If we follow our previous examples, we would configure our consumer side subnets at the BD level and our provider side subnets at the EPG level. Hold on a minute though, there’s an issue with that - if we assume that we have only a single subnet on the provider side and that we are using that subnet for all EPGs, does that mean we have to configure the same subnet on all provider EPGs? Well actually, we can’t do that - subnets configured on an EPG must not overlap with other subnets in that same VRF. So how do we get around this?

The answer to this conundrum is that we need to return to a configuration where the subnet is configured at the BD level on both provider and consumer sides. However, one of the consequences of this is that we then need to create a bidirectional contract relationship between the EPGs - in other words, we must provide and consume the contract from both sides in order to allow route leaking to happen. This ends up looking like this:

scenario-3-2

Now, if you are familiar with ACI and the way in which rules are applied in hardware, you may spot a downside to this approach. The problem with consuming and providing a contract in both directions is that this means double the number of security rules are programmed in hardware (TCAM). If you are a heavy user of contracts in your environments, doubling up on the number of rules may be a concern for you.

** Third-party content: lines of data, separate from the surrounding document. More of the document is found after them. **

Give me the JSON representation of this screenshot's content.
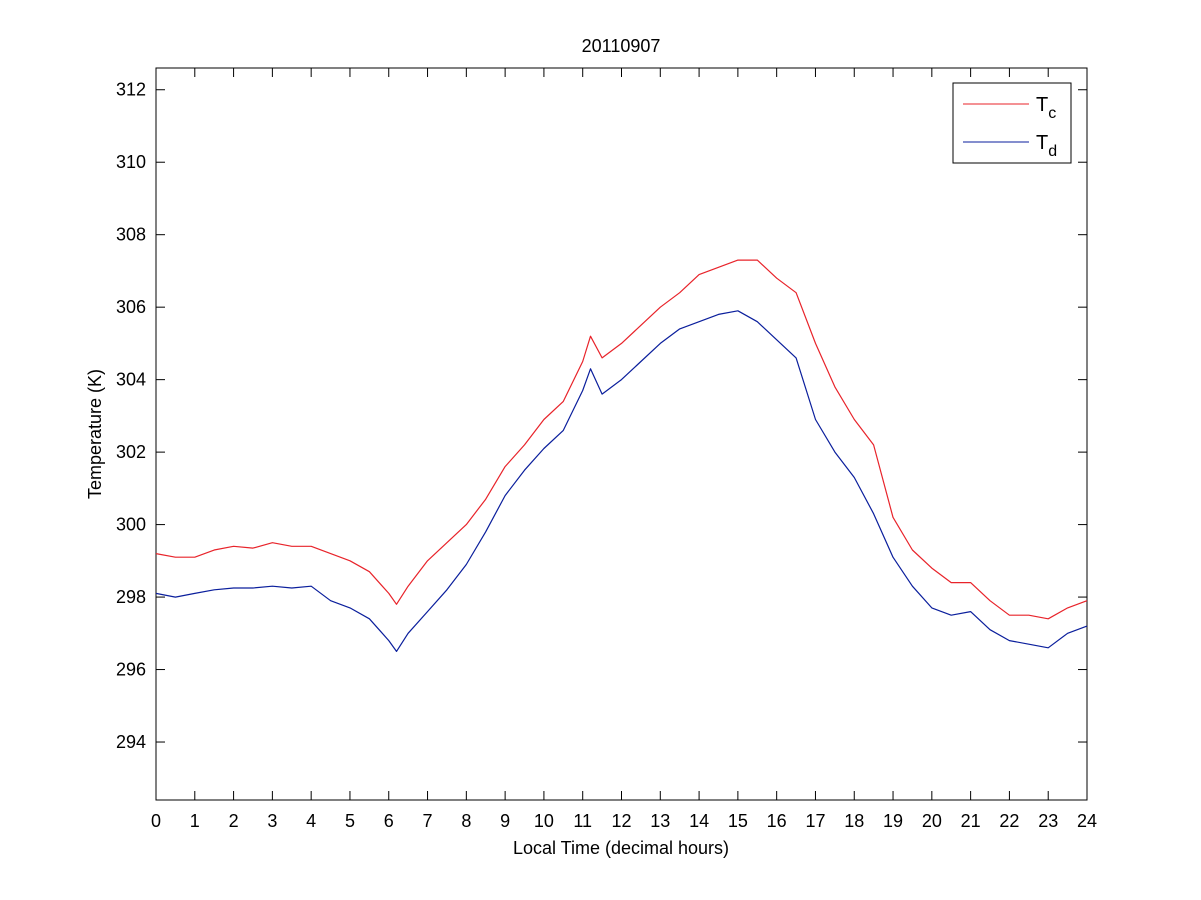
{
  "chart_data": {
    "type": "line",
    "title": "20110907",
    "xlabel": "Local Time (decimal hours)",
    "ylabel": "Temperature (K)",
    "xlim": [
      0,
      24
    ],
    "ylim": [
      292.4,
      312.6
    ],
    "x_ticks": [
      0,
      1,
      2,
      3,
      4,
      5,
      6,
      7,
      8,
      9,
      10,
      11,
      12,
      13,
      14,
      15,
      16,
      17,
      18,
      19,
      20,
      21,
      22,
      23,
      24
    ],
    "y_ticks": [
      294,
      296,
      298,
      300,
      302,
      304,
      306,
      308,
      310,
      312
    ],
    "grid": false,
    "legend_position": "top-right",
    "x": [
      0,
      0.5,
      1,
      1.5,
      2,
      2.5,
      3,
      3.5,
      4,
      4.5,
      5,
      5.5,
      6,
      6.2,
      6.5,
      7,
      7.5,
      8,
      8.5,
      9,
      9.5,
      10,
      10.5,
      11,
      11.2,
      11.5,
      12,
      12.5,
      13,
      13.5,
      14,
      14.5,
      15,
      15.5,
      16,
      16.5,
      17,
      17.5,
      18,
      18.5,
      19,
      19.5,
      20,
      20.5,
      21,
      21.5,
      22,
      22.5,
      23,
      23.5,
      24
    ],
    "series": [
      {
        "name": "T",
        "subscript": "c",
        "color": "#e8232a",
        "values": [
          299.2,
          299.1,
          299.1,
          299.3,
          299.4,
          299.35,
          299.5,
          299.4,
          299.4,
          299.2,
          299.0,
          298.7,
          298.1,
          297.8,
          298.3,
          299.0,
          299.5,
          300.0,
          300.7,
          301.6,
          302.2,
          302.9,
          303.4,
          304.5,
          305.2,
          304.6,
          305.0,
          305.5,
          306.0,
          306.4,
          306.9,
          307.1,
          307.3,
          307.3,
          306.8,
          306.4,
          305.0,
          303.8,
          302.9,
          302.2,
          300.2,
          299.3,
          298.8,
          298.4,
          298.4,
          297.9,
          297.5,
          297.5,
          297.4,
          297.7,
          297.9
        ]
      },
      {
        "name": "T",
        "subscript": "d",
        "color": "#0a1e9c",
        "values": [
          298.1,
          298.0,
          298.1,
          298.2,
          298.25,
          298.25,
          298.3,
          298.25,
          298.3,
          297.9,
          297.7,
          297.4,
          296.8,
          296.5,
          297.0,
          297.6,
          298.2,
          298.9,
          299.8,
          300.8,
          301.5,
          302.1,
          302.6,
          303.7,
          304.3,
          303.6,
          304.0,
          304.5,
          305.0,
          305.4,
          305.6,
          305.8,
          305.9,
          305.6,
          305.1,
          304.6,
          302.9,
          302.0,
          301.3,
          300.3,
          299.1,
          298.3,
          297.7,
          297.5,
          297.6,
          297.1,
          296.8,
          296.7,
          296.6,
          297.0,
          297.2
        ]
      }
    ],
    "colors": {
      "axes": "#000000",
      "background": "#ffffff"
    }
  }
}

If you are concerned about this doubling of rules, there is a potential solution. In order to reduce the number of rules that we need to program, we can configure the contracts that we use to be unidirectional in nature. What I mean by this is that we can un-check the boxes entitled Apply Both Directions _and _Reverse Filter Ports when we create the contract. Now, having those boxes checked is generally important for allowing return traffic back to the initiating host (on the consumer side). So if we un-check them, how do we allow return traffic?

The answer is that we configure two contracts - one that allows traffic to be initiated (let’s say it allows any port –> port 80) and one allowing the reverse traffic (let’s say port 80 –> any port). Those contracts are then applied separately to the consumer and provider side EPGs, as shown in the following two diagrams:

scenario-3-3

scenario-3-4

By doing this, we cut the number of entries required in the hardware required by half compared to the solution shown in the first part of this scenario.

Hopefully this helps you out a bit if you are configuring this feature - thanks for reading.